Nicole Trask, PharmD, a clinical consultant pharmacist at UMass Medical School, presented at Academy of Managed Care Pharmacy’s AMCP Nexus 2017 about specialty drugs that will be released over the next two years and have substantial budget and clinical implications. Trask’s presentation was featured in an overview published in Managed Healthcare Executive and a video produced by Specialty Pharmacy Continuum.
“Proactive pipeline monitoring and a solid understanding of plan membership are key to anticipating the budget impact of new drugs,” Trask said, according to Managed Healthcare Executive.
In order to be the most successful, Trask said payers need to anticipate which specialty drugs the U.S. Food and Drug Administration (FDA) will approve well into the future. They should also review medical claims to shed light on how many members may be prescribed the new drugs.

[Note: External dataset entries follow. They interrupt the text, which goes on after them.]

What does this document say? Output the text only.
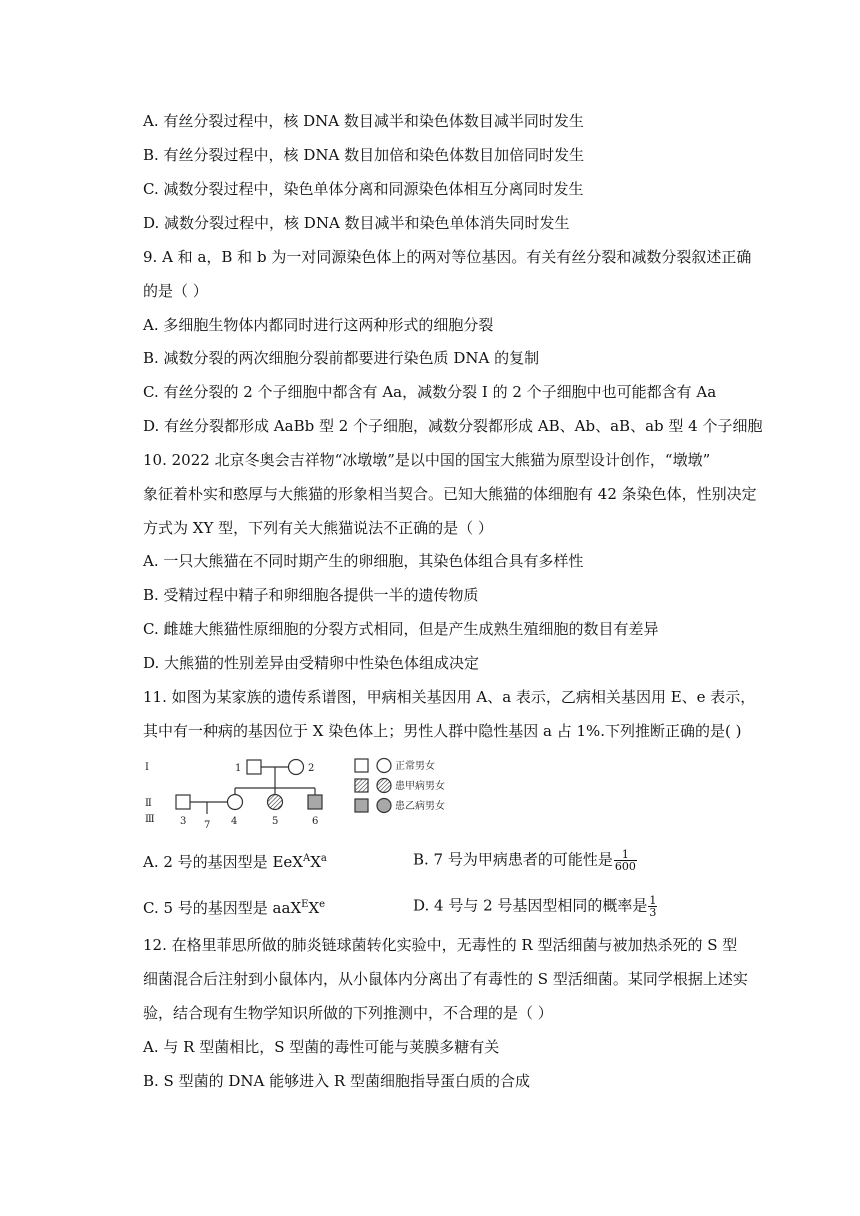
A. 有丝分裂过程中，核 DNA 数目减半和染色体数目减半同时发生
B. 有丝分裂过程中，核 DNA 数目加倍和染色体数目加倍同时发生
C. 减数分裂过程中，染色单体分离和同源染色体相互分离同时发生
D. 减数分裂过程中，核 DNA 数目减半和染色单体消失同时发生
9. A 和 a，B 和 b 为一对同源染色体上的两对等位基因。有关有丝分裂和减数分裂叙述正确
的是（ ）
A. 多细胞生物体内都同时进行这两种形式的细胞分裂
B. 减数分裂的两次细胞分裂前都要进行染色质 DNA 的复制
C. 有丝分裂的 2 个子细胞中都含有 Aa，减数分裂 I 的 2 个子细胞中也可能都含有 Aa
D. 有丝分裂都形成 AaBb 型 2 个子细胞，减数分裂都形成 AB、Ab、aB、ab 型 4 个子细胞
10. 2022 北京冬奥会吉祥物“冰墩墩”是以中国的国宝大熊猫为原型设计创作，“墩墩”
象征着朴实和憨厚与大熊猫的形象相当契合。已知大熊猫的体细胞有 42 条染色体，性别决定
方式为 XY 型，下列有关大熊猫说法不正确的是（ ）
A. 一只大熊猫在不同时期产生的卵细胞，其染色体组合具有多样性
B. 受精过程中精子和卵细胞各提供一半的遗传物质
C. 雌雄大熊猫性原细胞的分裂方式相同，但是产生成熟生殖细胞的数目有差异
D. 大熊猫的性别差异由受精卵中性染色体组成决定
11. 如图为某家族的遗传系谱图，甲病相关基因用 A、a 表示，乙病相关基因用 E、e 表示，
其中有一种病的基因位于 X 染色体上；男性人群中隐性基因 a 占 1%.下列推断正确的是( )
Ⅰ
Ⅱ
Ⅲ
1	2
3 7 4	5	6
正常男女
患甲病男女
患乙病男女
A. 2 号的基因型是 $EeX^AX^a$	B. 7 号为甲病患者的可能性是 $\frac{1}{600}$
C. 5 号的基因型是 aaX$^E$Xe	D. 4 号与 2 号基因型相同的概率是 $\frac{1}{3}$
12. 在格里菲思所做的肺炎链球菌转化实验中，无毒性的 R 型活细菌与被加热杀死的 S 型
细菌混合后注射到小鼠体内，从小鼠体内分离出了有毒性的 S 型活细菌。某同学根据上述实
验，结合现有生物学知识所做的下列推测中，不合理的是（ ）
A. 与 R 型菌相比，S 型菌的毒性可能与荚膜多糖有关
B. S 型菌的 DNA 能够进入 R 型菌细胞指导蛋白质的合成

“If we’re not looking at least one year in advance we’re kind of behind the eight-ball. So we want to look ahead of time so we can really respond to the market and not really react to it,” Trask told Specialty Pharmacy Continuum.
Therapies expected to receive FDA approval include CAR-T therapy to treat non-Hodgkin lymphoma (NHL) and monoclonal antibodies to treat multi-drug resistant HIV-1.
“I think some of the biggest game changers that we’re going to see are the gene therapy agents as well as the CAR-T therapies. So these are new agents that are completely changing the way that we treat different disease states such as genetic blindness and very hard to treat forms of cancer,” Trask told Specialty Pharmacy Continuum. “These agents, because they are so innovative and they have such small potential treatment populations, they have an astounding price tag."
In the case of NHL, Trask said a CAR-T therapy just approved by the FDA called axicabtagene ciloleucel could have a budget impact of $4.75 million annually for a plan with 100,000 members, Managed Healthcare Executive reports.
Trask said Ibalizumab, expected to be approved by the FDA in early 2018 for HIV-1, could increase the budget of a plan with 100,000 members by a half million dollars a year, according to Managed Healthcare Executive.
“Approval of high-cost gene therapies might highlight the need for innovative payment models,” Trask said, according to Managed Healthcare Executive.